Los ruidos del campamento aprovechan para entrometerse entre nosotros. Yunque, motor, órdenes desganadas, otro motor, una discusión entre dos soldados agotados. Tengo que buscar una frase que vuelva a atraerla hacia mí. Necesito charlar, hacerla partícipe de lo que siento. No puedo mover los brazos ni las piernas, pero puedo hablar. «No te vayas», ruego en silencio mientras pienso en algo ocurrente…

—Sólo has de hacer que te crezcan unas alas.

Frunce el ceño y pasa a contemplarme con una expresión diferente, como si hasta ahora no me hubiera mirado de verdad.

—Me parece que eso es un poco difícil —dice por fin.

Pero al instante, para mi sorpresa, extiende los brazos y los agita de forma cómica, elevándolos sobre su cabeza hasta que llegan a una altura suficiente como para ajustar el ritmo del suero.

—¡No es difícil en absoluto! ¿No ves las mías? ¿A que nunca te han abrazado unas alas?

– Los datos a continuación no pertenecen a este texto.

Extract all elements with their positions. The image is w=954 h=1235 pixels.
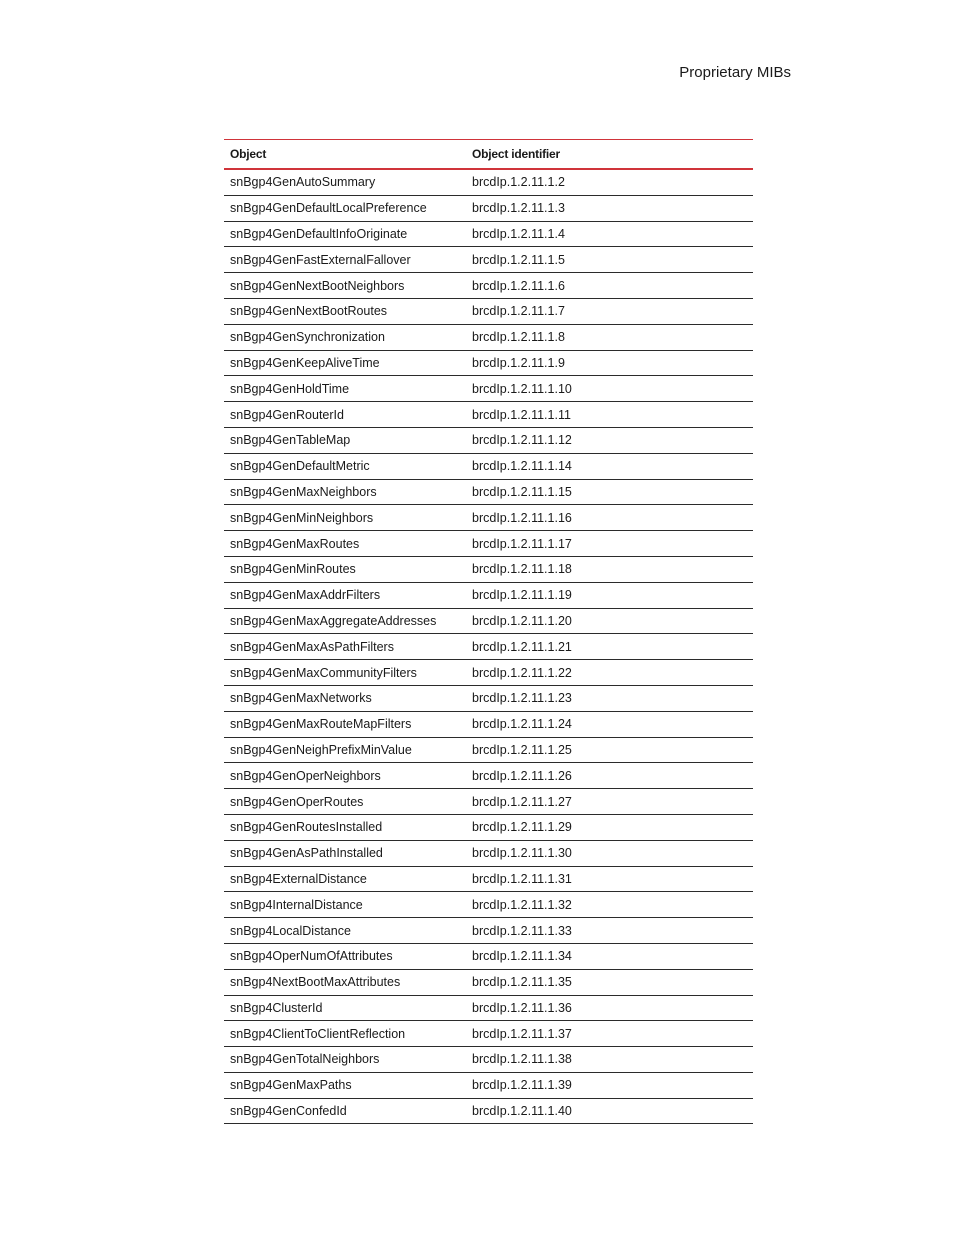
cell-object-name: snBgp4ClientToClientReflection [224,1021,466,1047]
cell-object-identifier: brcdIp.1.2.11.1.4 [466,221,753,247]
cell-object-name: snBgp4InternalDistance [224,892,466,918]
cell-object-name: snBgp4GenAsPathInstalled [224,840,466,866]
table-row [224,298,753,324]
cell-object-identifier: brcdIp.1.2.11.1.35 [466,969,753,995]
cell-object-identifier: brcdIp.1.2.11.1.19 [466,582,753,608]
table-row [224,943,753,969]
table-row [224,685,753,711]
cell-object-name: snBgp4GenDefaultInfoOriginate [224,221,466,247]
cell-object-identifier: brcdIp.1.2.11.1.8 [466,324,753,350]
cell-object-name: snBgp4GenKeepAliveTime [224,350,466,376]
cell-object-name: snBgp4GenMaxNetworks [224,685,466,711]
cell-object-name: snBgp4GenNeighPrefixMinValue [224,737,466,763]
table-row [224,1098,753,1124]
table-row [224,1047,753,1073]
cell-object-identifier: brcdIp.1.2.11.1.38 [466,1047,753,1073]
column-header-object-identifier: Object identifier [466,140,753,170]
cell-object-identifier: brcdIp.1.2.11.1.37 [466,1021,753,1047]
cell-object-identifier: brcdIp.1.2.11.1.36 [466,995,753,1021]
table-row [224,789,753,815]
cell-object-name: snBgp4GenFastExternalFallover [224,247,466,273]
table-row [224,969,753,995]
cell-object-identifier: brcdIp.1.2.11.1.26 [466,763,753,789]
cell-object-name: snBgp4GenNextBootNeighbors [224,273,466,299]
cell-object-name: snBgp4GenMaxRouteMapFilters [224,711,466,737]
cell-object-name: snBgp4GenMaxAggregateAddresses [224,608,466,634]
cell-object-identifier: brcdIp.1.2.11.1.20 [466,608,753,634]
table-row [224,1072,753,1098]
cell-object-name: snBgp4NextBootMaxAttributes [224,969,466,995]
cell-object-identifier: brcdIp.1.2.11.1.5 [466,247,753,273]
table-row [224,608,753,634]
table-header-row [224,140,753,170]
cell-object-identifier: brcdIp.1.2.11.1.15 [466,479,753,505]
table-row [224,247,753,273]
mib-object-table [224,139,753,1124]
cell-object-name: snBgp4GenAutoSummary [224,169,466,195]
cell-object-identifier: brcdIp.1.2.11.1.12 [466,427,753,453]
cell-object-identifier: brcdIp.1.2.11.1.7 [466,298,753,324]
table-row [224,402,753,428]
table-row [224,814,753,840]
column-header-object: Object [224,140,466,170]
cell-object-identifier: brcdIp.1.2.11.1.16 [466,505,753,531]
cell-object-name: snBgp4GenMaxRoutes [224,531,466,557]
cell-object-name: snBgp4GenOperNeighbors [224,763,466,789]
table-row [224,350,753,376]
cell-object-name: snBgp4OperNumOfAttributes [224,943,466,969]
table-row [224,169,753,195]
cell-object-identifier: brcdIp.1.2.11.1.10 [466,376,753,402]
cell-object-name: snBgp4GenMaxNeighbors [224,479,466,505]
cell-object-identifier: brcdIp.1.2.11.1.21 [466,634,753,660]
table-row [224,660,753,686]
cell-object-identifier: brcdIp.1.2.11.1.22 [466,660,753,686]
cell-object-name: snBgp4GenNextBootRoutes [224,298,466,324]
cell-object-identifier: brcdIp.1.2.11.1.34 [466,943,753,969]
table-row [224,737,753,763]
cell-object-identifier: brcdIp.1.2.11.1.9 [466,350,753,376]
table-row [224,376,753,402]
cell-object-identifier: brcdIp.1.2.11.1.23 [466,685,753,711]
cell-object-name: snBgp4GenTableMap [224,427,466,453]
table-row [224,840,753,866]
table-row [224,582,753,608]
cell-object-name: snBgp4GenTotalNeighbors [224,1047,466,1073]
cell-object-name: snBgp4GenDefaultLocalPreference [224,195,466,221]
cell-object-name: snBgp4GenMaxCommunityFilters [224,660,466,686]
table-row [224,995,753,1021]
cell-object-name: snBgp4GenDefaultMetric [224,453,466,479]
cell-object-name: snBgp4GenMaxPaths [224,1072,466,1098]
table-row [224,273,753,299]
cell-object-identifier: brcdIp.1.2.11.1.14 [466,453,753,479]
table-row [224,918,753,944]
cell-object-name: snBgp4GenRouterId [224,402,466,428]
table-row [224,505,753,531]
cell-object-name: snBgp4ClusterId [224,995,466,1021]
cell-object-identifier: brcdIp.1.2.11.1.2 [466,169,753,195]
table-row [224,556,753,582]
cell-object-identifier: brcdIp.1.2.11.1.24 [466,711,753,737]
cell-object-identifier: brcdIp.1.2.11.1.32 [466,892,753,918]
table-row [224,531,753,557]
table-row [224,763,753,789]
cell-object-identifier: brcdIp.1.2.11.1.17 [466,531,753,557]
table-row [224,427,753,453]
cell-object-name: snBgp4GenConfedId [224,1098,466,1124]
cell-object-name: snBgp4ExternalDistance [224,866,466,892]
cell-object-name: snBgp4GenRoutesInstalled [224,814,466,840]
cell-object-identifier: brcdIp.1.2.11.1.25 [466,737,753,763]
table-row [224,324,753,350]
cell-object-identifier: brcdIp.1.2.11.1.31 [466,866,753,892]
cell-object-identifier: brcdIp.1.2.11.1.29 [466,814,753,840]
cell-object-identifier: brcdIp.1.2.11.1.11 [466,402,753,428]
table-row [224,866,753,892]
cell-object-name: snBgp4GenMinNeighbors [224,505,466,531]
table-row [224,634,753,660]
page-header-section-title: Proprietary MIBs [679,64,791,81]
cell-object-name: snBgp4GenSynchronization [224,324,466,350]
cell-object-identifier: brcdIp.1.2.11.1.40 [466,1098,753,1124]
cell-object-identifier: brcdIp.1.2.11.1.39 [466,1072,753,1098]
cell-object-name: snBgp4GenMaxAddrFilters [224,582,466,608]
cell-object-identifier: brcdIp.1.2.11.1.3 [466,195,753,221]
cell-object-name: snBgp4GenOperRoutes [224,789,466,815]
table-row [224,892,753,918]
cell-object-identifier: brcdIp.1.2.11.1.6 [466,273,753,299]
cell-object-name: snBgp4GenMinRoutes [224,556,466,582]
cell-object-identifier: brcdIp.1.2.11.1.27 [466,789,753,815]
cell-object-identifier: brcdIp.1.2.11.1.30 [466,840,753,866]
cell-object-identifier: brcdIp.1.2.11.1.18 [466,556,753,582]
table-row [224,453,753,479]
cell-object-name: snBgp4LocalDistance [224,918,466,944]
table-row [224,221,753,247]
cell-object-name: snBgp4GenHoldTime [224,376,466,402]
table-row [224,195,753,221]
table-row [224,479,753,505]
cell-object-name: snBgp4GenMaxAsPathFilters [224,634,466,660]
cell-object-identifier: brcdIp.1.2.11.1.33 [466,918,753,944]
table-header [224,140,753,170]
table-row [224,1021,753,1047]
table-body [224,169,753,1124]
table-row [224,711,753,737]
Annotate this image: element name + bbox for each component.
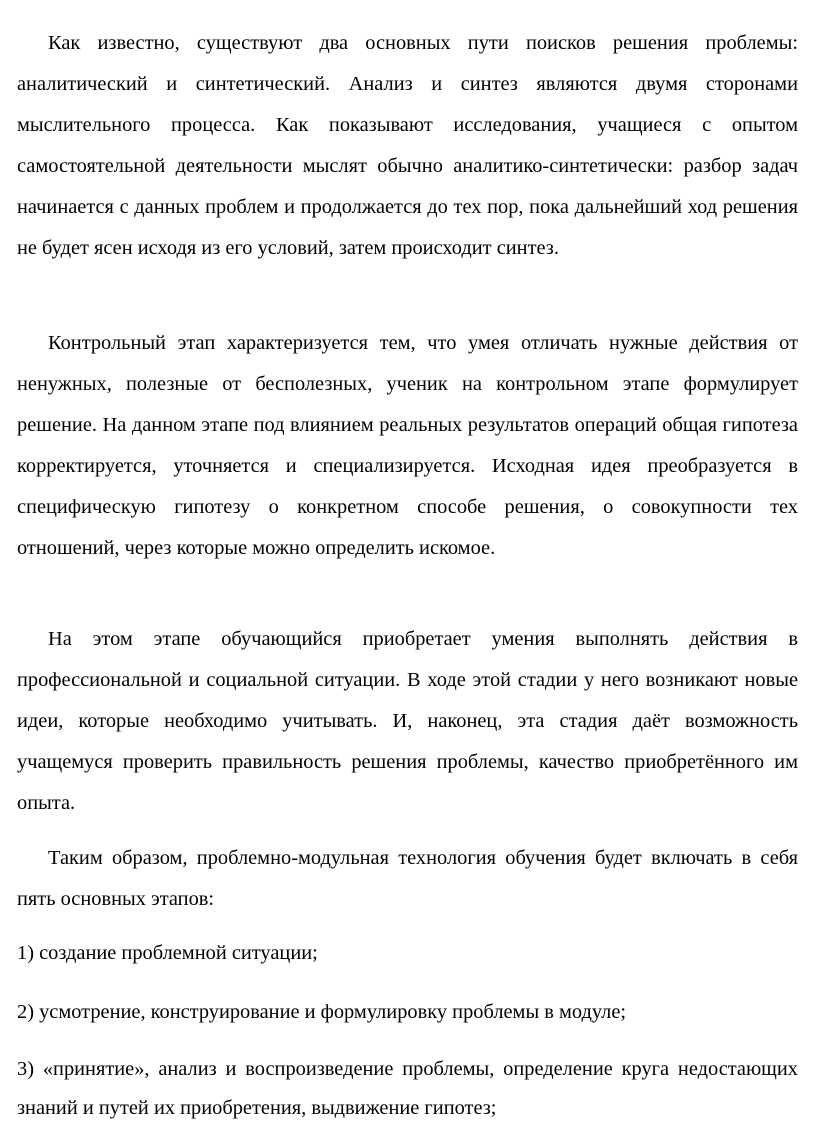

—Nunca abrazo a los ángeles la primera vez que los veo.

—Tú eres el ángel, no yo.

—David, tienes que descansar.

—Me gusta que haya sido tu voz la que me ha despertado de nuevo a este maldito mundo.

Por primera vez digo lo de «maldito» con sorna. Soy un fardo arrojado en una clínica portátil pero, por algún inexplicable motivo, me encuentro cada vez mejor.

Para… para… paradise —entona ella con la misma ironía.

Es un encanto. Es obvio que no puede leer mis pensamientos, pero permanece ahí, abanicándome con sus pestañas hasta que me duermo.